Reino Unido fue el primer país en declarar la emergencia climática y ambiental. El diario The Guardian anunciaba en las mismas fechas la corrección de su guía de estilo para designar en adelante la cuestión como “emergencia climática”. La activista sueca Greta Thunberg pedía en Twitter: “Dejemos de decir cambio climático para llamarlo como lo que es: colapso, emergencia o crisis climática”. Países como Irlanda, Francia o Canadá secundaron la medida. En España, Pedro Sánchez advirtió que declararía la emergencia climática al formar gobierno, mientras Efeverde y Fundeu constituían un grupo de trabajo sobre el lenguaje relacionado con la crisis ambiental.

Muchas administraciones y medios de comunicación han ido adoptado la idea, que más allá de lo simbólico parece querer calar en la conciencia social y parlamentaria. Y ahí viene la polémica: el poder revolucionario de las palabras para transformar el significado que damos a las cosas, y con él nuestras ideas o forma de pensar. Un poder político. Porque otro término recientemente acuñado es el usado para referirse a los escépticos ante el cambio climático, que han pasado a ser «negacionistas”, con un eco a holocausto que despierta suspicacias.

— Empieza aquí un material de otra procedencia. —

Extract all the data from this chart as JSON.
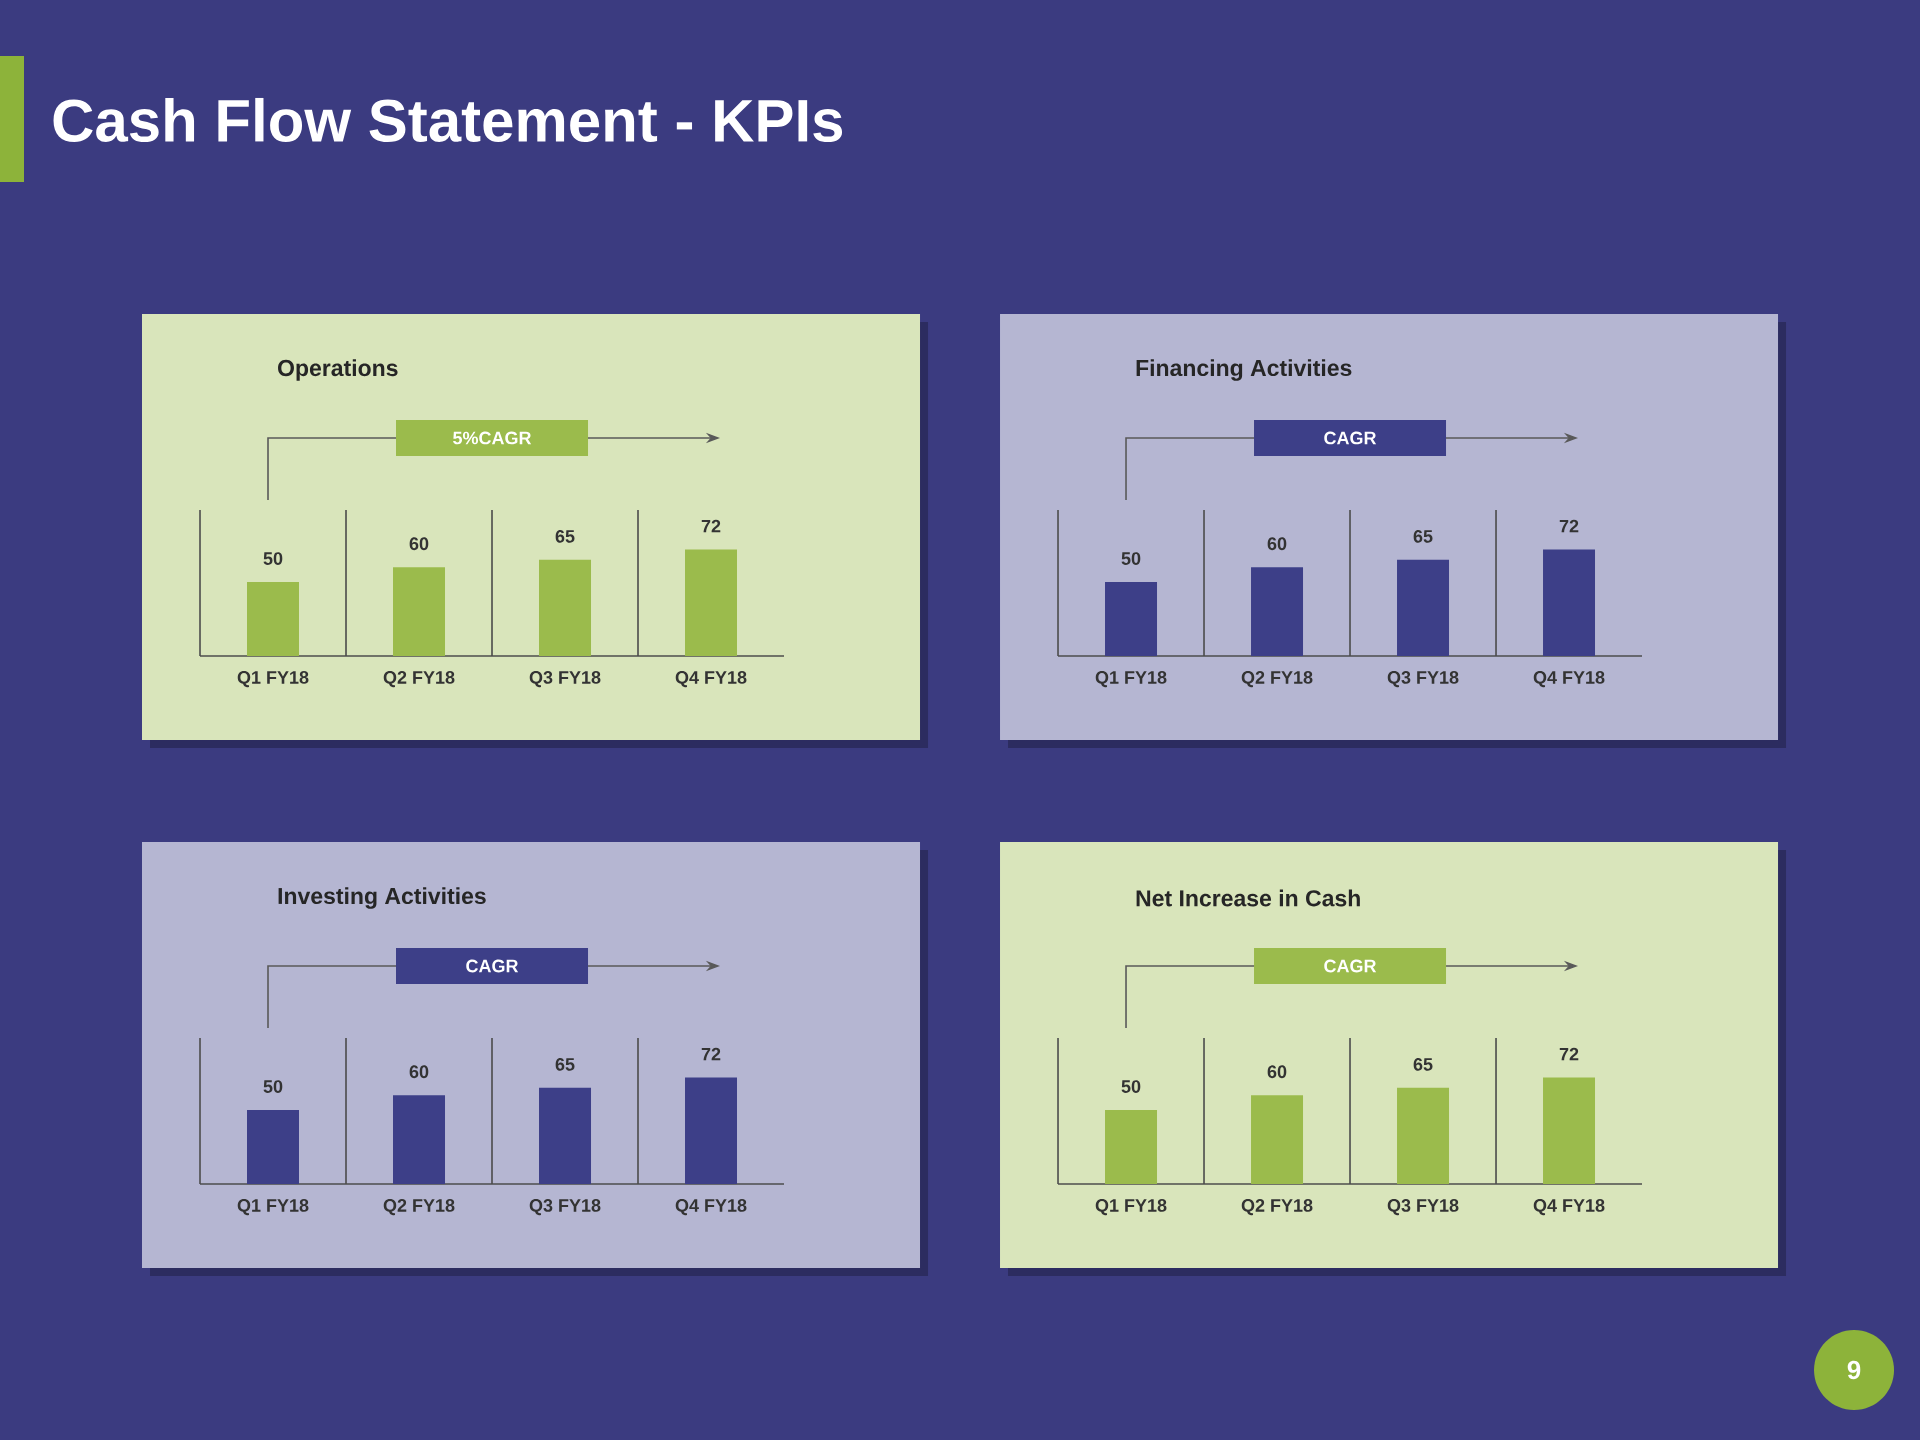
{
  "chart_data": [
    {
      "type": "other",
      "title": "Cash Flow Statement - KPIs",
      "annotations": [
        "9"
      ]
    },
    {
      "type": "bar",
      "title": "Operations",
      "categories": [
        "Q1 FY18",
        "Q2 FY18",
        "Q3 FY18",
        "Q4 FY18"
      ],
      "values": [
        50,
        60,
        65,
        72
      ],
      "color": "#9bbb4c",
      "data_labels": true,
      "grid": "x",
      "annotations": [
        "5%CAGR"
      ]
    },
    {
      "type": "bar",
      "title": "Financing Activities",
      "categories": [
        "Q1 FY18",
        "Q2 FY18",
        "Q3 FY18",
        "Q4 FY18"
      ],
      "values": [
        50,
        60,
        65,
        72
      ],
      "color": "#3d3f88",
      "data_labels": true,
      "grid": "x",
      "annotations": [
        "CAGR"
      ]
    },
    {
      "type": "bar",
      "title": "Investing Activities",
      "categories": [
        "Q1 FY18",
        "Q2 FY18",
        "Q3 FY18",
        "Q4 FY18"
      ],
      "values": [
        50,
        60,
        65,
        72
      ],
      "color": "#3d3f88",
      "data_labels": true,
      "grid": "x",
      "annotations": [
        "CAGR"
      ]
    },
    {
      "type": "bar",
      "title": "Net Increase in Cash",
      "categories": [
        "Q1 FY18",
        "Q2 FY18",
        "Q3 FY18",
        "Q4 FY18"
      ],
      "values": [
        50,
        60,
        65,
        72
      ],
      "color": "#9bbb4c",
      "data_labels": true,
      "grid": "x",
      "annotations": [
        "CAGR"
      ]
    }
  ]
}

El periodista John Müller opinaba este verano que la emergencia climática representa una retórica catastrofista que busca burlar la democracia, citando en su defensa al activista australiano Jeff Sparrow, quien en su artículo La emergencia climática puede poner en peligro la democracia recuerda los recortes de libertades y derechos que estas medidas invocan y por las que dicha estrategia puede ser contraproducente. Sparrow cita para ilustrarlo a James Lovelock, padre de la hipótesis Gaia, que en declaraciones a The Guardian dijo: “Necesitamos un mundo más autoritario (…). Unas pocas personas con autoridad y responsabilidad en quienes confiar que lo dirijan. (…). Incluso las mejores democracias están de acuerdo en que cuando se acerca una gran guerra, la democracia debe quedar en suspenso (…). Tengo la sensación de que el cambio climático puede ser tan grave como una guerra”. En su artículo, Sparrow aboga por discutir seriamente lo que entendemos por estado de emergencia sin sacrificar la participación democrática, pues como matiza: “Obviamente, para la mayoría de las personas, la nueva retórica de emergencia simplemente expresa su reconocimiento de la necesidad de una acción urgente. En ese sentido, es completamente bienvenido. Pero debemos protegernos de aquellos que usarían la urgencia como pretexto para el autoritarismo”. Sparrow alude directamente a la extrema derecha europea, que parece haberse subido al carro del conservacionismo desde su cierre de filas y fronteras, como Marine Le Pen.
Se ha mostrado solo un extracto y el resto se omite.